In a bid to bolster its own capital markets, India has frozen plans to allow local firms to list overseas, government officials and industry sources said. This comes as a blow to foreign funds and stock exchanges seeking to tap into the country's tech boom.
The government’s decision marks a sudden policy reversal after officials said late last year that the new rules for overseas listings would be announced in February. The plan, according to three senior government officials, had been put on hold as India believes there is enough depth in local capital markets for firms to raise funds and get good valuations.
Indian equity markets have boomed as enthusiastic retail investors and a pandemic-induced flood of easy money pushed prices to record highs, encouraging a slew of Indian tech founders to go local with their initial public offerings (IPOs). More than 60 companies made their market debut in India in 2021 and raised a total of more than $13.7 billion, which was more than the previous three years combined.

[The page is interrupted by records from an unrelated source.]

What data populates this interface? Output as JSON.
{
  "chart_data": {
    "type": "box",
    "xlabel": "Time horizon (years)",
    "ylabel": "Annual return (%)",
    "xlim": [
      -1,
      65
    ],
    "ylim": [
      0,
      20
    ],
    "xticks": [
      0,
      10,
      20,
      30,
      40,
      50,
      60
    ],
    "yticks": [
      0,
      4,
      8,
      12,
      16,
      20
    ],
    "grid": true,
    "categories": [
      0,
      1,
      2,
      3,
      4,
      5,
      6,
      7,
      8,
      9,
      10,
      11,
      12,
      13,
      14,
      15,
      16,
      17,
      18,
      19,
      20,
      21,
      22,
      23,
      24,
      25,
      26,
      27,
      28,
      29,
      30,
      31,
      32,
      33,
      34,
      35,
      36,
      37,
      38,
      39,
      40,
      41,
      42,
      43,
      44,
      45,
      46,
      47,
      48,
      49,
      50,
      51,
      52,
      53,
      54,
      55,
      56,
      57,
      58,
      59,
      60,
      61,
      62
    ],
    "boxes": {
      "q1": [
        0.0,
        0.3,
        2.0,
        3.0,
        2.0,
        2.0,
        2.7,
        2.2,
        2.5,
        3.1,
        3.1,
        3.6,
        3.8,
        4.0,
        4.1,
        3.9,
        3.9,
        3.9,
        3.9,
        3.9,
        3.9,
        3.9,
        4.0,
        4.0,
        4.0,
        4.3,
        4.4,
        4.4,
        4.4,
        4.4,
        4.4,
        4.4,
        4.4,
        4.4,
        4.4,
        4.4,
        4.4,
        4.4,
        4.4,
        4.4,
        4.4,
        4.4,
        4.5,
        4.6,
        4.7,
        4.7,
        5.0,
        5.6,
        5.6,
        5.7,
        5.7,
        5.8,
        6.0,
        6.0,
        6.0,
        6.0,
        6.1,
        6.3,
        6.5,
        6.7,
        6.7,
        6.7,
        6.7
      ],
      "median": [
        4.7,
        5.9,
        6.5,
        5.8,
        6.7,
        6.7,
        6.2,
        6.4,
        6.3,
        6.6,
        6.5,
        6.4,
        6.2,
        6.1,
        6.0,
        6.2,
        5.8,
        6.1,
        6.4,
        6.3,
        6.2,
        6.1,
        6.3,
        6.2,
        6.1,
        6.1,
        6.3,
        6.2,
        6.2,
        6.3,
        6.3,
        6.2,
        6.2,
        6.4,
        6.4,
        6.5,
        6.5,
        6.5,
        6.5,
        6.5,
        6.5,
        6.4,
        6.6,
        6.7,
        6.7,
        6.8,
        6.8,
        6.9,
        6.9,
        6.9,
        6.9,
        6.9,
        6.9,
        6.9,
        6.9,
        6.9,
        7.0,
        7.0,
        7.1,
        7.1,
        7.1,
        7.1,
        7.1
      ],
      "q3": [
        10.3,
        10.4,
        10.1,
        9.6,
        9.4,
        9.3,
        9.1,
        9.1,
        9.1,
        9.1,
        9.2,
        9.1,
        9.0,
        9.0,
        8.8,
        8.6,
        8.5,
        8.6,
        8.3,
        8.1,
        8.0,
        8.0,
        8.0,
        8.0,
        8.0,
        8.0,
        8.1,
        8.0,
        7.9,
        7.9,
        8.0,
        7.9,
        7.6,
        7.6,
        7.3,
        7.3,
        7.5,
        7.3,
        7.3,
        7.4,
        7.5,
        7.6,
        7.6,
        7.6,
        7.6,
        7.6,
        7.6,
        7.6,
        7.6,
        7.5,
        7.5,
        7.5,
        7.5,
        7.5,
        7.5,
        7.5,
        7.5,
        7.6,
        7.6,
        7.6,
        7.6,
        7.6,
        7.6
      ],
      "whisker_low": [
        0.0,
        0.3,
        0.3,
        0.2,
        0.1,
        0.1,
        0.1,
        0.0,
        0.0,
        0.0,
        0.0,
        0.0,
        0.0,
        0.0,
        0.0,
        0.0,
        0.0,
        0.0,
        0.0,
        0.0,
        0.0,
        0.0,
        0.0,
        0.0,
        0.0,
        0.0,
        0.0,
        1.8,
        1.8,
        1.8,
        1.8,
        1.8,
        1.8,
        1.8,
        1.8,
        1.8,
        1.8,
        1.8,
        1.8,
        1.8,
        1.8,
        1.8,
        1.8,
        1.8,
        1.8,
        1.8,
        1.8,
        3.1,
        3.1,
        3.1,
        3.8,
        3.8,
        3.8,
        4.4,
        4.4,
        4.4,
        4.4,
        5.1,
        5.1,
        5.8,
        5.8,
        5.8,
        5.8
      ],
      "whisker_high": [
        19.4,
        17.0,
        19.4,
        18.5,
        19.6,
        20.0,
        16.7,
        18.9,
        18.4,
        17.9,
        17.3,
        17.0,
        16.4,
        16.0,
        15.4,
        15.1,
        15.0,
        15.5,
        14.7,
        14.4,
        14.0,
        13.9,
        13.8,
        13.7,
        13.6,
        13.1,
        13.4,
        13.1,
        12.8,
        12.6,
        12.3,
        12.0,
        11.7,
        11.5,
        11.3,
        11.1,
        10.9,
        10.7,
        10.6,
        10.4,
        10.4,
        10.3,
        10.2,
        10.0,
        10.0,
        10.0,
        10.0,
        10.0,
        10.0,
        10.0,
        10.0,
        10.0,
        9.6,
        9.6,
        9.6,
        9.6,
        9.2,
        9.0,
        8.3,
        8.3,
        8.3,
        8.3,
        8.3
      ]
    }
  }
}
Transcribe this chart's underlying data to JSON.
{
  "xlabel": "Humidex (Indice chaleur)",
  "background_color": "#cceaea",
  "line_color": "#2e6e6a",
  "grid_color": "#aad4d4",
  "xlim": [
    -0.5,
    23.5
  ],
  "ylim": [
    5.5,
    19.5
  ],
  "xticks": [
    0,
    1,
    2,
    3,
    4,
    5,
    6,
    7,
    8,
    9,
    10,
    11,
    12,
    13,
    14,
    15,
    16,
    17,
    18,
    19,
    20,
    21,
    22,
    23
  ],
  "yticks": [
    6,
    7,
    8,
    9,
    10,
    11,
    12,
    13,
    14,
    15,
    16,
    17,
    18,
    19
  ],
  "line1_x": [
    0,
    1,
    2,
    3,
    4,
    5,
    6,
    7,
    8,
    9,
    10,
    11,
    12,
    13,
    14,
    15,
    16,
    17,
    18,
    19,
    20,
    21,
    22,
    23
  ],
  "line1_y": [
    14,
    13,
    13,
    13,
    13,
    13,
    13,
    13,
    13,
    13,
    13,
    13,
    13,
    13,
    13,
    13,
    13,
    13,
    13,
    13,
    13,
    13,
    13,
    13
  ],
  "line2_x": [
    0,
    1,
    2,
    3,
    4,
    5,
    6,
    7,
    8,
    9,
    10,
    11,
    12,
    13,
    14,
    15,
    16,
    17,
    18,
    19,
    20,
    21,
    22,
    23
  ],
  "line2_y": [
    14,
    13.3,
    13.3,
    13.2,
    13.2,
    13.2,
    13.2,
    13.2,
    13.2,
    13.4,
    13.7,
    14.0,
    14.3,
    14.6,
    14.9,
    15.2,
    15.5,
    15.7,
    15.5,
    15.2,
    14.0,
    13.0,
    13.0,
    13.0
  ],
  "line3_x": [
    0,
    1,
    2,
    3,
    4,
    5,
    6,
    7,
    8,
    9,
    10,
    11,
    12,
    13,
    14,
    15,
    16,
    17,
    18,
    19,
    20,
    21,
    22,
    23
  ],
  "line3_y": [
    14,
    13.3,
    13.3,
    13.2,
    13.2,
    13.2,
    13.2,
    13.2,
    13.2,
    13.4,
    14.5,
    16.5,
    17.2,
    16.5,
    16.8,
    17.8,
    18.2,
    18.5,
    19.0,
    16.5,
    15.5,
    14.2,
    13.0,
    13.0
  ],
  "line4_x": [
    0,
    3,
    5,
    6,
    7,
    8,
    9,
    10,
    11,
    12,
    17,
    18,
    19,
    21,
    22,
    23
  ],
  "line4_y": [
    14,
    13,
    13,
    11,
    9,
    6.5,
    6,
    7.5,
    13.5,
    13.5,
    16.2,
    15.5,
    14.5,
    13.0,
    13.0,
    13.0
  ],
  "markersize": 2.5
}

However, just like other global markets, Indian stocks have been rattled by Russia's invasion of Ukraine, and the volatility has delayed IPO plans.
In the past, U.S. venture capitalists such as Tiger Global and Sequoia Capital had lobbied Prime Minister Narendra Modi to allow Indian firms to list abroad to achieve better valuations.
The change in view comes, according to the officials, after the stock market debut of food-delivery giant Zomato, which clocked a high valuation.
When Zomato went public on Mumbai's exchange in July, its offer was 38 times oversubscribed and its stock jumped 66%. And Indian cosmetics-to-fashion platform Nykaa surged 96% on its debut, achieving a valuation of nearly $14 billion.
Both have given up much of those gains in recent months.